Mais aujourd’hui, pour sauver la ville de la ruine, on attire une clientèle plus modeste avec les machines à sous, tandis que les maisons vieillies abritent les petits trafics et les survivants nostalgiques de la grande époque. De toute évidence, Louis Malle a voulu nous faire partager cette fascination pour ce lieu symbolique de l’évolution qu’a connue l’Amérique, pour cette ville qui vit à l’ombre de son passé. On retrouve le souci qu’il avait eu dans La Petite de capter l’esprit d’un endroit, et il faut reconnaître qu’il y parvient très bien dans ce dernier film.


 

L’imaginaire, ce sont les personnages et le récit que John Guare a créés. Lou, le personnage central, interprété par Burt Lancaster, sert de lien entre ce passé mythique et le présent sordide. Il vit dans le souvenir idéalisé de l’âge d’or de la ville, dans le refus de reconnaître les changements survenus dans le monde qui l’entoure. Quand un jour il se trouve mêlé à une histoire de trafic de drogue, il se donne l’illusion de revivre la légende, de retrouver sa jeunesse. En fait, on sent en lui un besoin presque pathétique de reculer l’approche de la mort.


 

La rencontre avec Spily, serveuse de restaurant qui apprend le métier de croupier de casino, renforce en lui cette impression qu’il peut recommencer sa vie jusqu’au moment où il ne pourra plus vivre son rêve. La fiction sert à mieux cerner la décadence d’une ville et même d’une société à travers cette rencontre de deux personnages contradictoires dont les chemins se croisent un instant.


 

La qualité de Atlantic City repose en premier lieu sur la prestation des acteurs et surtout la présence d’un Burt Lancaster utilisé à contre emploi ce qui permet à Louis Malle de donner à son film une coloration qui joue à la fois sur la tendresse et sur l’ironie. Les rôles secondaires contribuent eux aussi à créer le climat du film. Bien évidemment, le plaisir qu’on prend à voir le film provient en grande partie de ce que les acteurs ont su donner vie à des personnages qui sinon n’auraient rien de très extraordinaire.


 

Il serait cependant injuste de faire reposer la qualité du film sur les seuls acteurs.
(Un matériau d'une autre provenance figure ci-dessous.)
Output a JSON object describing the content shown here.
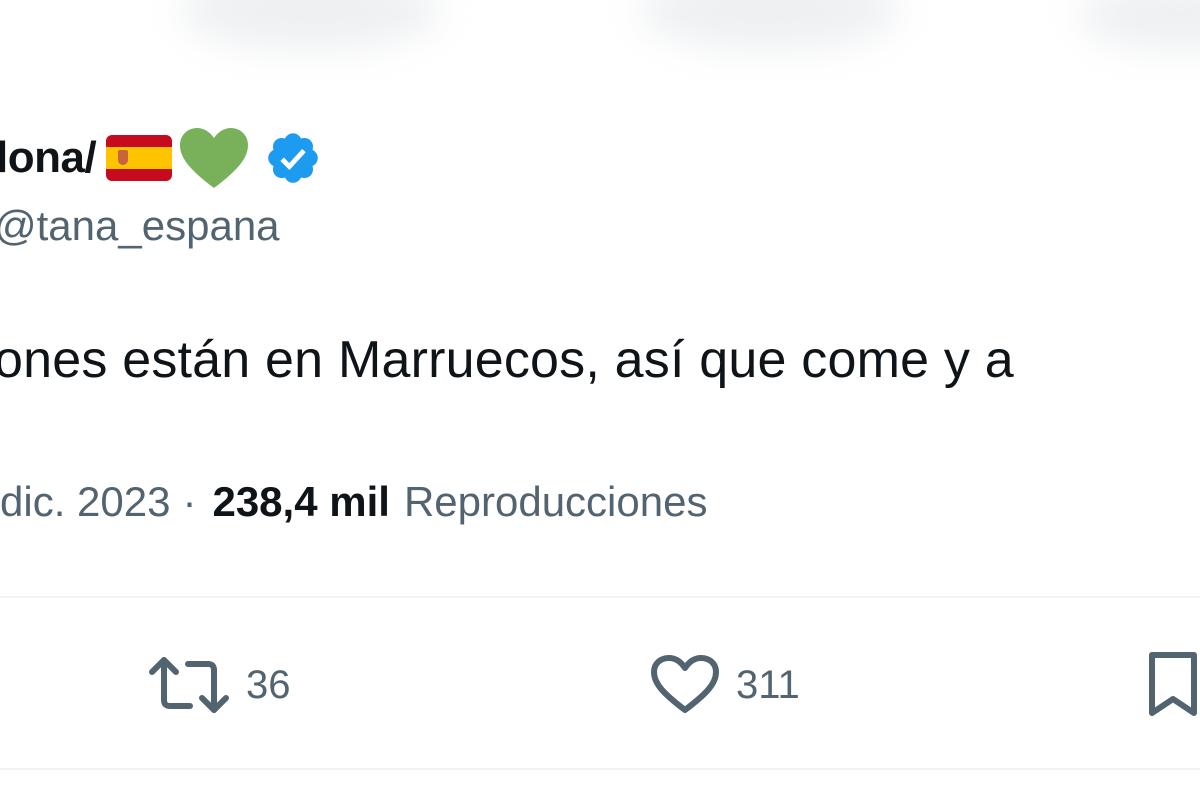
{
  "tweet": {
    "display_name": "lona/",
    "flag_emoji": "spain-flag",
    "heart_emoji": "green-heart",
    "verified": true,
    "handle": "tana_espana",
    "text": "ones están en Marruecos, así que come y a",
    "date": "dic. 2023",
    "separator": "·",
    "views_count": "238,4 mil",
    "views_label": "Reproducciones"
  },
  "actions": {
    "retweet_count": "36",
    "like_count": "311"
  },
  "colors": {
    "text_primary": "#0f1419",
    "text_secondary": "#536471",
    "verified_blue": "#1d9bf0",
    "heart_green": "#78b159",
    "divider": "#eff3f4"
  }
}
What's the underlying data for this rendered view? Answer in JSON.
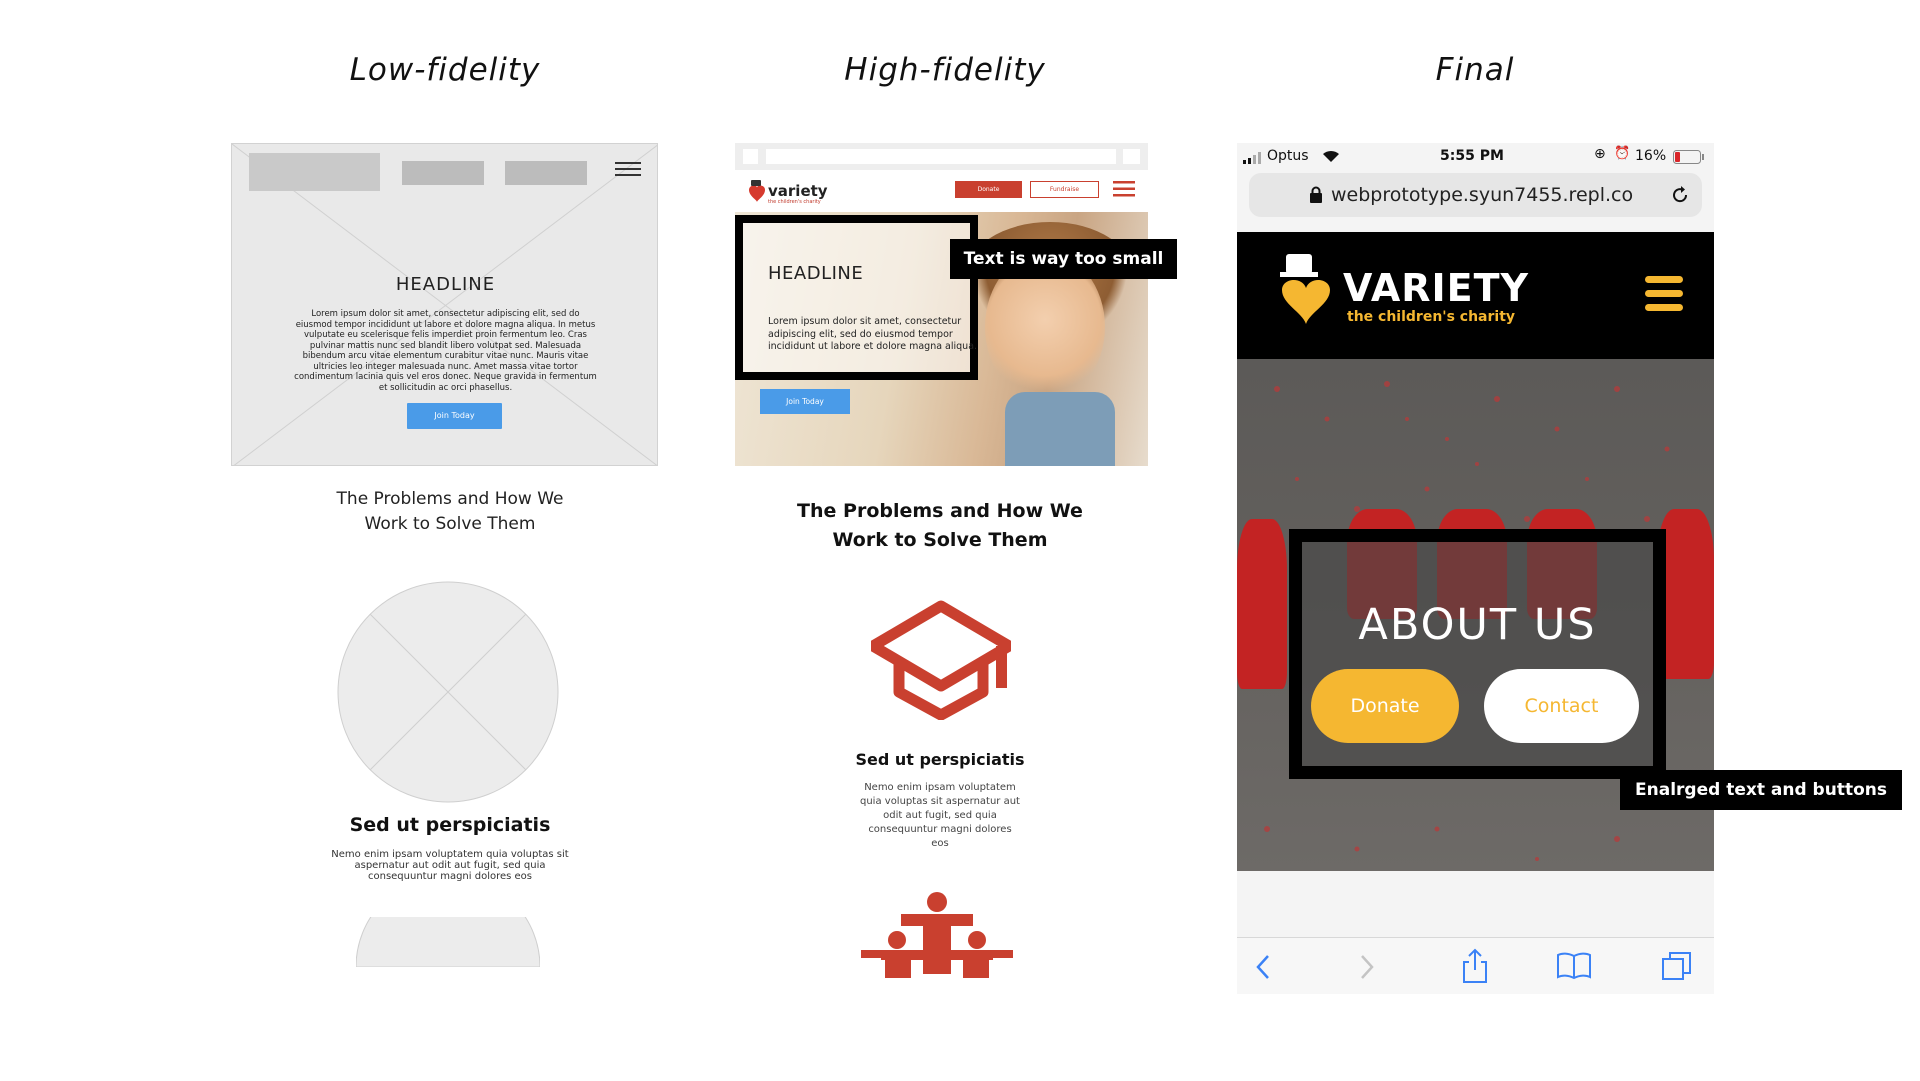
{
  "columns": {
    "low": "Low-fidelity",
    "high": "High-fidelity",
    "final": "Final"
  },
  "low_fidelity": {
    "headline": "HEADLINE",
    "body": "Lorem ipsum dolor sit amet, consectetur adipiscing elit, sed do eiusmod tempor incididunt ut labore et dolore magna aliqua. In metus vulputate eu scelerisque felis imperdiet proin fermentum leo. Cras pulvinar mattis nunc sed blandit libero volutpat sed. Malesuada bibendum arcu vitae elementum curabitur vitae nunc. Mauris vitae ultricies leo integer malesuada nunc. Amet massa vitae tortor condimentum lacinia quis vel eros donec. Neque gravida in fermentum et sollicitudin ac orci phasellus.",
    "cta": "Join Today",
    "section_title_1": "The Problems and How We",
    "section_title_2": "Work to Solve Them",
    "card_title": "Sed ut perspiciatis",
    "card_body": "Nemo enim ipsam voluptatem quia voluptas sit aspernatur aut odit aut fugit, sed quia consequuntur magni dolores eos"
  },
  "high_fidelity": {
    "logo": "variety",
    "logo_sub": "the children's charity",
    "donate": "Donate",
    "fundraise": "Fundraise",
    "headline": "HEADLINE",
    "body": "Lorem ipsum dolor sit amet, consectetur adipiscing elit, sed do eiusmod tempor incididunt ut labore et dolore magna aliqua.",
    "cta": "Join Today",
    "callout": "Text is way too small",
    "section_title_1": "The Problems and How We",
    "section_title_2": "Work to Solve Them",
    "card_title": "Sed ut perspiciatis",
    "card_body": "Nemo enim ipsam voluptatem quia voluptas sit aspernatur aut odit aut fugit, sed quia consequuntur magni dolores eos",
    "accent": "#c9402f"
  },
  "final": {
    "carrier": "Optus",
    "time": "5:55 PM",
    "battery": "16%",
    "url": "webprototype.syun7455.repl.co",
    "brand": "VARIETY",
    "tagline": "the children's charity",
    "about": "ABOUT US",
    "donate": "Donate",
    "contact": "Contact",
    "callout": "Enalrged text and buttons",
    "accent": "#f5b731",
    "toolbar_icons": [
      "back-icon",
      "forward-icon",
      "share-icon",
      "bookmarks-icon",
      "tabs-icon"
    ]
  }
}
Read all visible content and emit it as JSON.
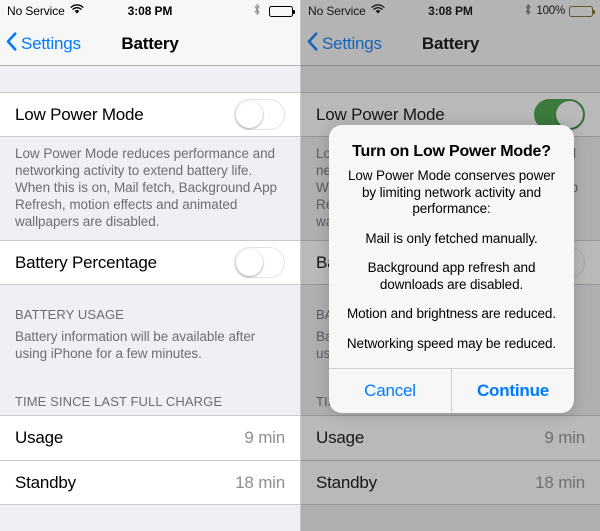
{
  "panels": {
    "left": {
      "status_bar": {
        "carrier": "No Service",
        "time": "3:08 PM",
        "battery_percent": "",
        "wifi_icon": "wifi-icon",
        "bluetooth_icon": "bluetooth-icon",
        "battery_icon": "battery-full-icon"
      },
      "nav": {
        "back_label": "Settings",
        "title": "Battery",
        "back_icon": "chevron-left-icon"
      },
      "low_power_mode": {
        "label": "Low Power Mode",
        "state": "off",
        "footnote": "Low Power Mode reduces performance and networking activity to extend battery life.  When this is on, Mail fetch, Background App Refresh, motion effects and animated wallpapers are disabled."
      },
      "battery_percentage": {
        "label": "Battery Percentage",
        "state": "off"
      },
      "battery_usage": {
        "header": "BATTERY USAGE",
        "note": "Battery information will be available after using iPhone for a few minutes."
      },
      "time_since_charge": {
        "header": "TIME SINCE LAST FULL CHARGE",
        "rows": [
          {
            "label": "Usage",
            "value": "9 min"
          },
          {
            "label": "Standby",
            "value": "18 min"
          }
        ]
      }
    },
    "right": {
      "status_bar": {
        "carrier": "No Service",
        "time": "3:08 PM",
        "battery_percent": "100%",
        "wifi_icon": "wifi-icon",
        "bluetooth_icon": "bluetooth-icon",
        "battery_icon": "battery-low-power-icon"
      },
      "nav": {
        "back_label": "Settings",
        "title": "Battery",
        "back_icon": "chevron-left-icon"
      },
      "low_power_mode": {
        "label": "Low Power Mode",
        "state": "on",
        "footnote": "Low Power Mode reduces performance and networking activity to extend battery life.  When this is on, Mail fetch, Background App Refresh, motion effects and animated wallpapers are disabled."
      },
      "battery_percentage": {
        "label": "Battery Percentage",
        "state": "off"
      },
      "battery_usage": {
        "header": "BATTERY USAGE",
        "note": "Battery information will be available after using iPhone for a few minutes."
      },
      "time_since_charge": {
        "header": "TIME SINCE LAST FULL CHARGE",
        "rows": [
          {
            "label": "Usage",
            "value": "9 min"
          },
          {
            "label": "Standby",
            "value": "18 min"
          }
        ]
      },
      "alert": {
        "title": "Turn on Low Power Mode?",
        "message": "Low Power Mode conserves power by limiting network activity and performance:",
        "bullets": [
          "Mail is only fetched manually.",
          "Background app refresh and downloads are disabled.",
          "Motion and brightness are reduced.",
          "Networking speed may be reduced."
        ],
        "cancel_label": "Cancel",
        "continue_label": "Continue"
      }
    }
  },
  "colors": {
    "accent_blue": "#007aff",
    "toggle_on_green": "#3a9d3d",
    "battery_yellow": "#e8c33c",
    "group_background": "#efeff4",
    "secondary_text": "#6d6d72"
  }
}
Atlantic City n’est pas seulement la rencontre de Louis Malle avec le cinéma américain et ses rêves, c’est aussi un moment dans la carrière d’un cinéaste qui a su refuser de se figer dans un genre et qui là où il se trouve, quel que soit le sujet qu’il aborde, parvient souvent à communiquer son plaisir de faire du cinéma. Le Louis Malle américain reste fidèle à son souci de qualité et de personnalité. Ayant atteint une telle maîtrise, il reste à souhaiter qu’il rencontre des sujets plus consistants pour ses prochains films. Dès lors qu’il a assimilé la tradition américaine, il serait dommage qu’il ne nous donne pas, maintenant, une vision plus actuelle des États-Unis.

Bernard Nave
Jeune Cinéma n°129, septembre-octobre 1980

* Cf. "Entretien avec Louis Malle", Jeune Cinéma n°184, novembre 1987.


Atlantic City. Réal : Louis Malle ; sc : John Guare d’après le roman La Porte en face de Laird Koenig ; ph : Richard Ciupka ; mont : Suzanne Baron ; mu : Michel Legrand. Int : Burt Lancasetr, Susan Sarandon, Kate Reid, Michel Piccoli (Canada-France, 1980, 104 mn).